T5 Oil & Gas has kicked off an investor roadshow ahead of a potential stock market listing in Dublin and London.
The company has had preliminary meetings with a number of potential institutional investors as it seeks to advance towards a flotation later this year.
The company, set up by a group of Tullow Oil veterans, has recently taken a stake in an asset in the central African country of Gabon.
Shareholders had previously been told that the company wanted to invest more than $30m in the asset out of the proceeds of a stock market listing.
The asset is already producing oil and the company will look to ramp up production.
Any additional funds raised may be directed towards acquiring new assets as T5 seeks to achieve its stated ambition of “building a publicly-listed billion-dollar Africa and Middle East E&P [exploration and production] company”.
A listing, which T5 has long been looking to achieve, will also give shareholders extra liquidity. The company plans to list on the AIM market in London and on the Enterprise Securities Market in Dublin.
It has also been active in Senegal in west Africa. T5 is led by executive chairman Pat Plunkett, who was the chairman of Tullow Oil between 2000- 2011.
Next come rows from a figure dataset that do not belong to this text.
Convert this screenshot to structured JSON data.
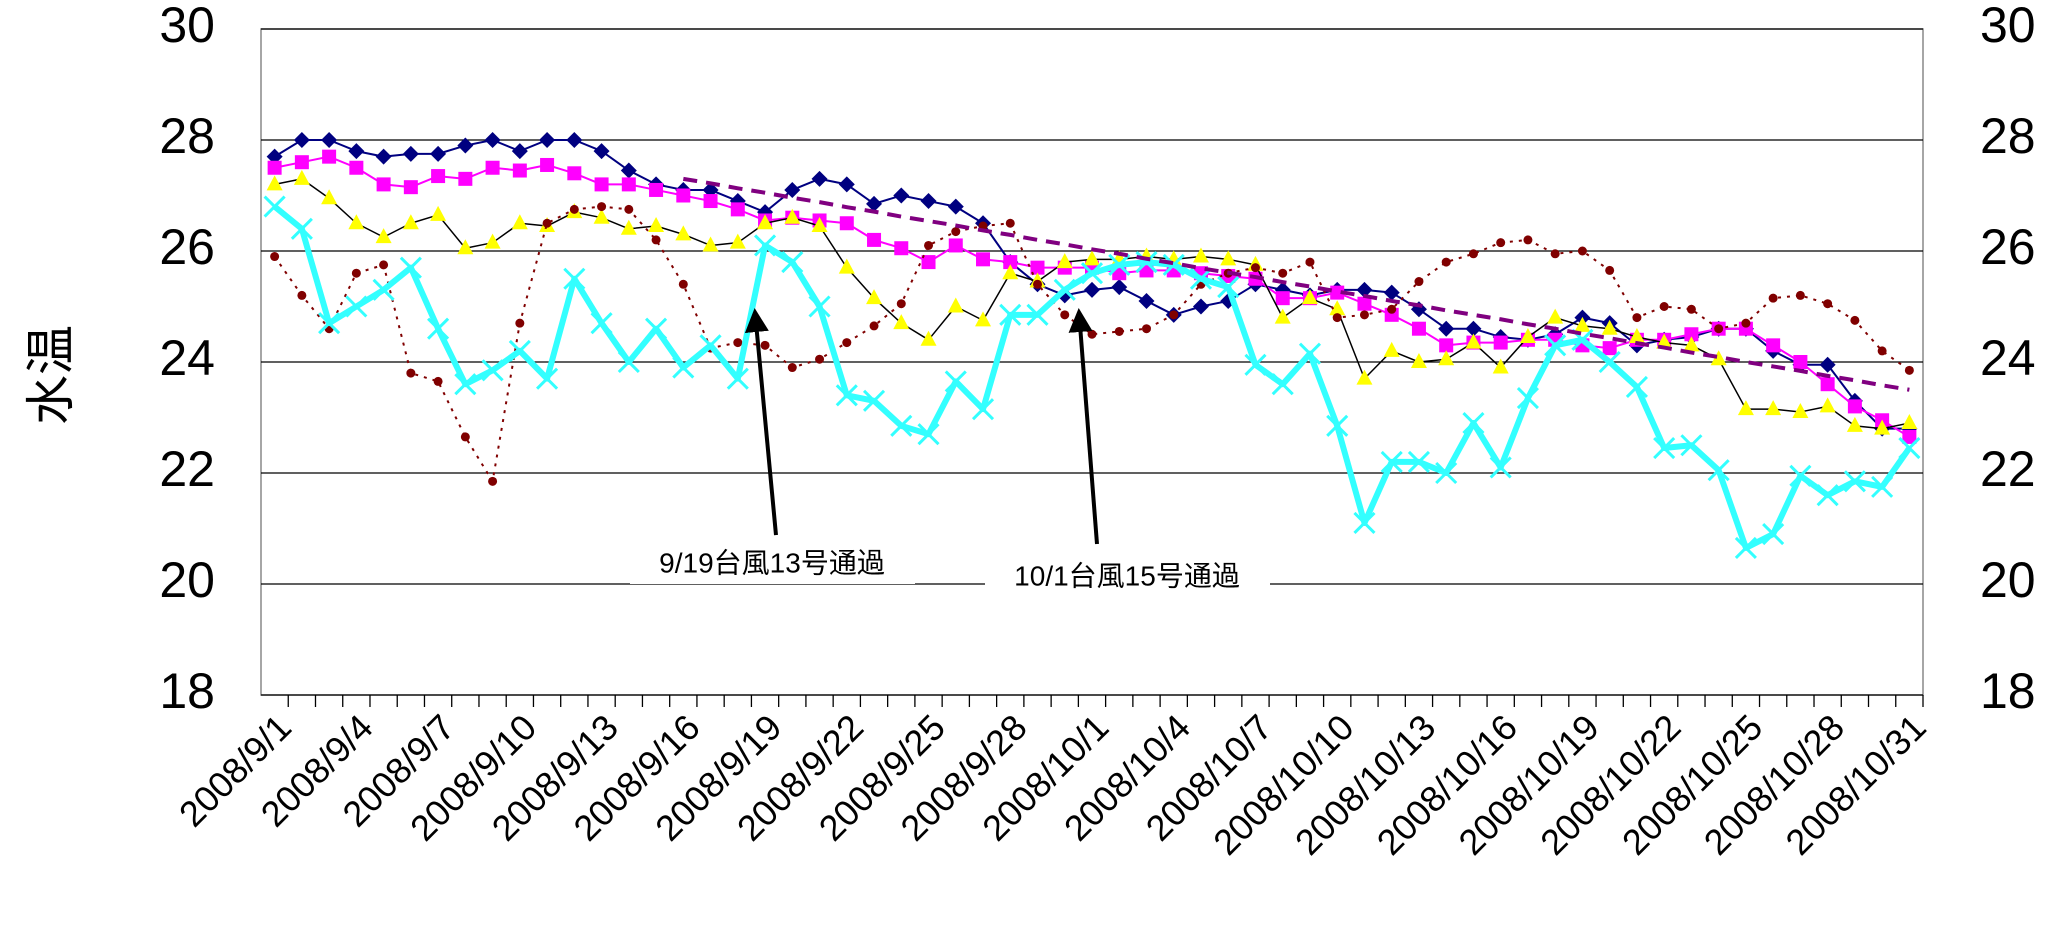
{
  "chart_data": {
    "type": "line",
    "y_label": "水温",
    "ylim": [
      18,
      30
    ],
    "yticks": [
      18,
      20,
      22,
      24,
      26,
      28,
      30
    ],
    "y2lim": [
      18,
      30
    ],
    "y2ticks": [
      18,
      20,
      22,
      24,
      26,
      28,
      30
    ],
    "grid": true,
    "categories": [
      "2008/9/1",
      null,
      null,
      "2008/9/4",
      null,
      null,
      "2008/9/7",
      null,
      null,
      "2008/9/10",
      null,
      null,
      "2008/9/13",
      null,
      null,
      "2008/9/16",
      null,
      null,
      "2008/9/19",
      null,
      null,
      "2008/9/22",
      null,
      null,
      "2008/9/25",
      null,
      null,
      "2008/9/28",
      null,
      null,
      "2008/10/1",
      null,
      null,
      "2008/10/4",
      null,
      null,
      "2008/10/7",
      null,
      null,
      "2008/10/10",
      null,
      null,
      "2008/10/13",
      null,
      null,
      "2008/10/16",
      null,
      null,
      "2008/10/19",
      null,
      null,
      "2008/10/22",
      null,
      null,
      "2008/10/25",
      null,
      null,
      "2008/10/28",
      null,
      null,
      "2008/10/31"
    ],
    "series": [
      {
        "color": "#000080",
        "line_color": "#000080",
        "line_style": "solid",
        "line_width": 2,
        "marker": "diamond",
        "values": [
          27.7,
          28.0,
          28.0,
          27.8,
          27.7,
          27.75,
          27.75,
          27.9,
          28.0,
          27.8,
          28.0,
          28.0,
          27.8,
          27.45,
          27.2,
          27.1,
          27.1,
          26.9,
          26.7,
          27.1,
          27.3,
          27.2,
          26.85,
          27.0,
          26.9,
          26.8,
          26.5,
          25.8,
          25.4,
          25.2,
          25.3,
          25.35,
          25.1,
          24.85,
          25.0,
          25.1,
          25.4,
          25.3,
          25.2,
          25.3,
          25.3,
          25.25,
          24.95,
          24.6,
          24.6,
          24.45,
          24.4,
          24.5,
          24.8,
          24.7,
          24.3,
          24.4,
          24.45,
          24.6,
          24.6,
          24.2,
          23.95,
          23.95,
          23.3,
          22.8,
          22.8
        ]
      },
      {
        "color": "#ff00ff",
        "line_color": "#ff00ff",
        "line_style": "solid",
        "line_width": 2,
        "marker": "square",
        "values": [
          27.5,
          27.6,
          27.7,
          27.5,
          27.2,
          27.15,
          27.35,
          27.3,
          27.5,
          27.45,
          27.55,
          27.4,
          27.2,
          27.2,
          27.1,
          27.0,
          26.9,
          26.75,
          26.55,
          26.6,
          26.55,
          26.5,
          26.2,
          26.05,
          25.8,
          26.1,
          25.85,
          25.8,
          25.7,
          25.7,
          25.7,
          25.6,
          25.65,
          25.65,
          25.6,
          25.55,
          25.5,
          25.15,
          25.15,
          25.25,
          25.05,
          24.85,
          24.6,
          24.3,
          24.35,
          24.35,
          24.4,
          24.4,
          24.3,
          24.25,
          24.4,
          24.4,
          24.5,
          24.6,
          24.6,
          24.3,
          24.0,
          23.6,
          23.2,
          22.95,
          22.65
        ]
      },
      {
        "color": "#ffff00",
        "line_color": "#000000",
        "line_style": "solid",
        "line_width": 1.5,
        "marker": "triangle",
        "values": [
          27.2,
          27.3,
          26.95,
          26.5,
          26.25,
          26.5,
          26.65,
          26.05,
          26.15,
          26.5,
          26.45,
          26.7,
          26.6,
          26.4,
          26.45,
          26.3,
          26.1,
          26.15,
          26.5,
          26.6,
          26.45,
          25.7,
          25.15,
          24.7,
          24.4,
          25.0,
          24.75,
          25.6,
          25.45,
          25.8,
          25.85,
          25.85,
          25.9,
          25.85,
          25.9,
          25.85,
          25.75,
          24.8,
          25.15,
          24.95,
          23.7,
          24.2,
          24.0,
          24.05,
          24.35,
          23.9,
          24.45,
          24.8,
          24.65,
          24.6,
          24.45,
          24.35,
          24.3,
          24.05,
          23.15,
          23.15,
          23.1,
          23.2,
          22.85,
          22.8,
          22.9
        ]
      },
      {
        "color": "#800000",
        "line_color": "#800000",
        "line_style": "dotted",
        "line_width": 2,
        "marker": "circle",
        "values": [
          25.9,
          25.2,
          24.6,
          25.6,
          25.75,
          23.8,
          23.65,
          22.65,
          21.85,
          24.7,
          26.5,
          26.75,
          26.8,
          26.75,
          26.2,
          25.4,
          24.25,
          24.35,
          24.3,
          23.9,
          24.05,
          24.35,
          24.65,
          25.05,
          26.1,
          26.35,
          26.45,
          26.5,
          25.4,
          24.85,
          24.5,
          24.55,
          24.6,
          24.85,
          25.4,
          25.6,
          25.7,
          25.6,
          25.8,
          24.8,
          24.85,
          24.95,
          25.45,
          25.8,
          25.95,
          26.15,
          26.2,
          25.95,
          26.0,
          25.65,
          24.8,
          25.0,
          24.95,
          24.6,
          24.7,
          25.15,
          25.2,
          25.05,
          24.75,
          24.2,
          23.85
        ]
      },
      {
        "color": "#33ffff",
        "line_color": "#33ffff",
        "line_style": "solid",
        "line_width": 6,
        "marker": "x",
        "values": [
          26.8,
          26.4,
          24.7,
          25.0,
          25.3,
          25.7,
          24.6,
          23.6,
          23.85,
          24.2,
          23.7,
          25.5,
          24.7,
          24.0,
          24.6,
          23.9,
          24.3,
          23.7,
          26.1,
          25.8,
          25.0,
          23.4,
          23.3,
          22.85,
          22.7,
          23.65,
          23.15,
          24.85,
          24.85,
          25.3,
          25.6,
          25.75,
          25.8,
          25.75,
          25.5,
          25.35,
          23.95,
          23.6,
          24.15,
          22.85,
          21.1,
          22.2,
          22.2,
          22.0,
          22.9,
          22.1,
          23.35,
          24.3,
          24.4,
          24.0,
          23.55,
          22.45,
          22.5,
          22.05,
          20.65,
          20.9,
          21.95,
          21.6,
          21.85,
          21.75,
          22.45
        ]
      },
      {
        "color": "#800080",
        "line_color": "#800080",
        "line_style": "dashed",
        "line_width": 4,
        "marker": "none",
        "values": [
          null,
          null,
          null,
          null,
          null,
          null,
          null,
          null,
          null,
          null,
          null,
          null,
          null,
          null,
          null,
          27.3,
          27.22,
          27.13,
          27.05,
          26.96,
          26.88,
          26.79,
          26.71,
          26.62,
          26.54,
          26.46,
          26.37,
          26.29,
          26.2,
          26.12,
          26.03,
          25.95,
          25.86,
          25.78,
          25.69,
          25.61,
          25.53,
          25.44,
          25.36,
          25.27,
          25.19,
          25.1,
          25.02,
          24.93,
          24.85,
          24.77,
          24.68,
          24.6,
          24.51,
          24.43,
          24.34,
          24.26,
          24.17,
          24.09,
          24.0,
          23.92,
          23.84,
          23.75,
          23.67,
          23.58,
          23.5
        ]
      }
    ],
    "annotations": [
      {
        "text": "9/19台風13号通過"
      },
      {
        "text": "10/1台風15号通過"
      }
    ]
  }
}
Other ex-Tullow figures involved in setting up the company include Gerry Sheehan, who was previously an international exploration manager at Tullow.
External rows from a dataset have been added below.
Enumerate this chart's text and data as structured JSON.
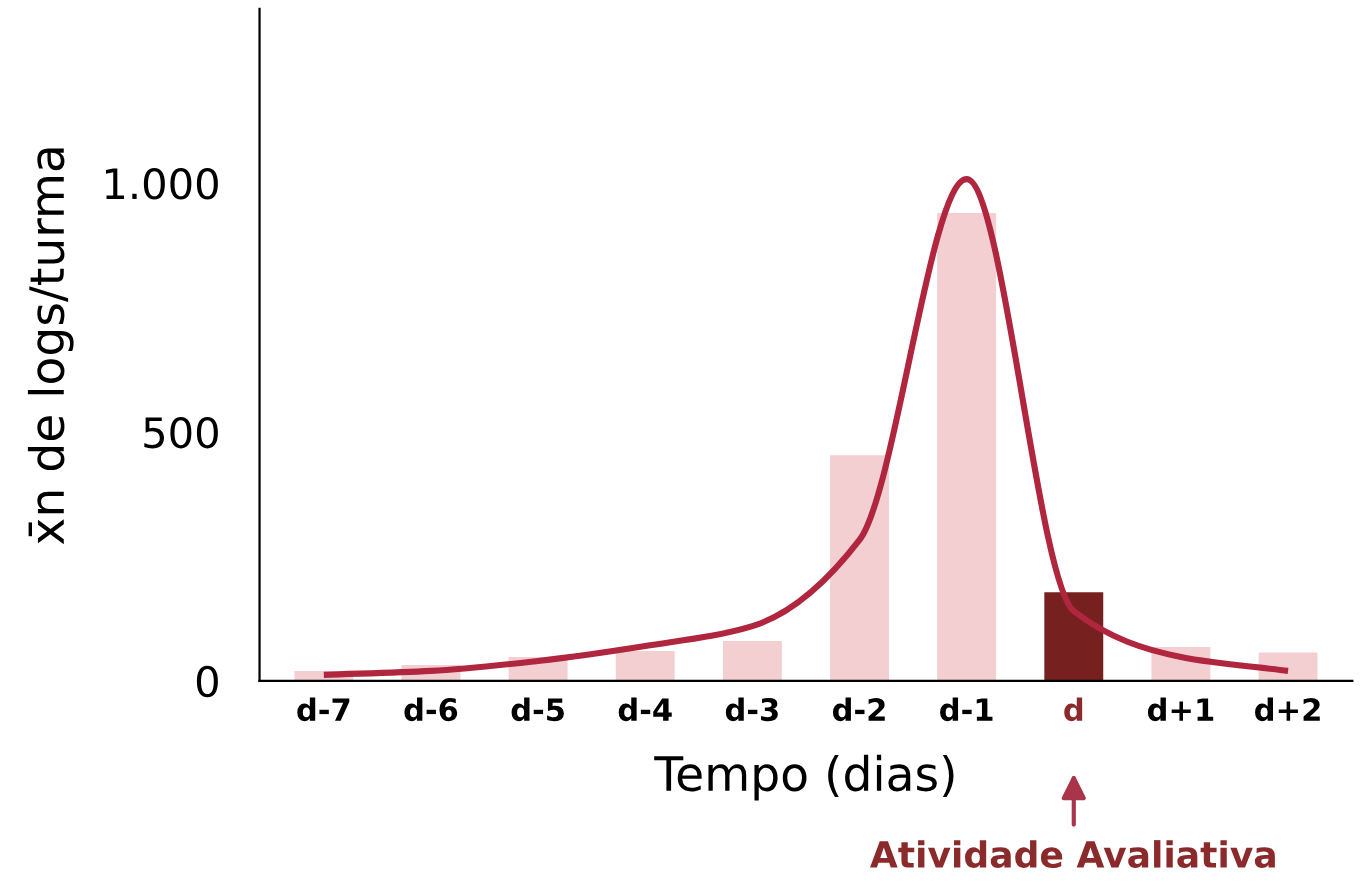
{
  "chart_data": {
    "type": "bar",
    "xlabel": "Tempo (dias)",
    "ylabel": "x̄n de logs/turma",
    "categories": [
      "d-7",
      "d-6",
      "d-5",
      "d-4",
      "d-3",
      "d-2",
      "d-1",
      "d",
      "d+1",
      "d+2"
    ],
    "series": [
      {
        "values": [
          20,
          32,
          48,
          60,
          80,
          453,
          940,
          178,
          68,
          57
        ],
        "colors": [
          "#f3cfd1",
          "#f3cfd1",
          "#f3cfd1",
          "#f3cfd1",
          "#f3cfd1",
          "#f3cfd1",
          "#f3cfd1",
          "#76201f",
          "#f3cfd1",
          "#f3cfd1"
        ]
      },
      {
        "type": "line",
        "color": "#b0263e",
        "values": [
          12,
          20,
          40,
          70,
          110,
          283,
          1008,
          140,
          48,
          20
        ]
      }
    ],
    "ylim": [
      0,
      1350
    ],
    "yticks": [
      0,
      500,
      {
        "value": 1000,
        "label": "1.000"
      }
    ],
    "annotations": [
      "Atividade Avaliativa"
    ],
    "grid": false,
    "legend": false
  }
}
Matthew O’Donoghue, a former director of international operations at Tullow, and Andrew Windham, the former Tullow managing director for Africa, were also involved.
The strategy of focusing on Africa and the Middle East may bear more fruit for T5 then focusing on its home market of Ireland, with industry veteran John Teeling warning recently that “Ireland is no longer welcoming” for oil exploration.
Big companies’ interest in investing in Irish oil exploration has waned, and the recent ban on onshore fracking, as well as attempts by the Green Party to ban new offshore exploration licences, were part of a toxic cocktail that put investors off, Mr Teeling warned in an update to investors in London-listed Petrel Resources.
That has not stopped Providence Resources, which is chaired by Mr Plunkett and run by Tony O’Reilly Jnr, from concluding a long-awaited farm-out agreement on its Barryroe prospect. The company is advancing towards drilling after reaching a deal with a Chinese business.
Oil prices rose yesterday on supply disruption in Canada, falling US crude stocks, uncertainty over Libyan exports and US demands that importers stop buying Iranian crude from November.
“Fundamentals still remain favourable for oil prices to rise over the next six months,” said BNP Paribas senior oil strategist Harry Tchilinguirian. “We would not be surprised if Brent were to trade once again above $80 a barrel,” he added.
The US has told countries to stop importing Iranian oil from November, as the Trump administration ramps up pressure on the Islamic Republic.
Trying to make up for disrupted supply, Opec said last week it would increase oil output.
Saudi Arabia plans to pump a record 11 million barrels per day (bpd) in July, up from 10.8 million bpd in June, an industry source familiar with Saudi plans told Reuters on Tuesday.